Tale inutilizzabilità, rileva la Corte, consegue automaticamente all’inottemperanza all’invito, non è soggetta alla eccezione di parte e può essere rilevata anche d’ufficio in ogni stato e grado di giudizio.
La stessa non opera soltanto quando il contribuente, beneficiando della deroga prevista dal quinto comma del citato art. 32, depositi, unitamente all’atto introduttivo del giudizio di primo grado, le notizie, i dati, i documenti, i libri e i registri non trasmessi e contestualmente dichiari di non aver potuto adempiere alle richieste dell’Ufficio per causa a lui non imputabile (cfr., tra le altre, Cass. 11/02/2021, n. 3442).
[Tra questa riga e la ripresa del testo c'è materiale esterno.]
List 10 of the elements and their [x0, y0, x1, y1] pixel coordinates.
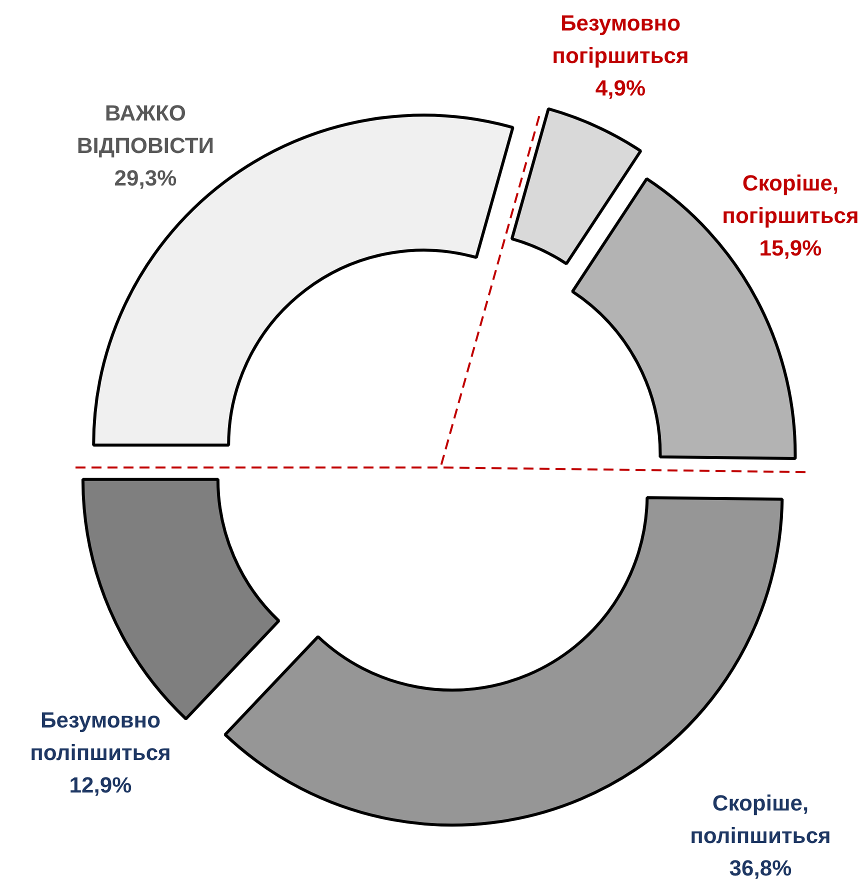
data-label: 15,9%: [759, 236, 822, 260]
slice-label: Безумовно погіршиться: [552, 10, 689, 68]
data-label: 36,8%: [729, 856, 792, 880]
data-label: 29,3%: [114, 166, 177, 190]
data-label: 4,9%: [595, 76, 646, 100]
slice-label: Скоріше, поліпшиться: [690, 790, 831, 848]
slice-label: ВАЖКО ВІДПОВІСТИ: [76, 100, 214, 158]
slice-label: Безумовно поліпшиться: [30, 708, 171, 765]
data-label: 12,9%: [69, 772, 132, 798]
slice-label: Скоріше, погіршиться: [722, 170, 859, 228]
Di tali principi di diritto la CTR non aveva fatto buon governo, laddove, in relazione agli estratti di conto corrente bancario prodotti solo al momento della costituzione nel giudizio di primo grado, il giudice aveva considerato superata la preclusione posta dall’art. 32, terzo comma, del Dpr. n. 600 del 1973 per aver il contribuente «motivato la mancata esibizione ancor prima di sostenere le sue ragioni in sede di contenzioso», cioè per aver «dato informazione all’ufficio dei legittimi motivi» della mancata ostensione documentale in fase amministrativa. Argomentazione questa contraria alla lettera ed alla ratio della disposizione, che, come visto, richiede la necessità della deduzione in sede contenziosa (rectius, con il ricorso introduttivo della lite) della causa non imputabile ostativa all’ottemperanza all’invito dell’Amministrazione.
Nella specie, invece, dal contenuto dell’atto introduttivo della lite risultava il mancato adempimento del descritto obbligo formale, gravante sul contribuente.
E tale mancanza avrebbe dovuto senz’altro condurre il giudice a ritenere la inutilizzabilità degli estratti conto bancari.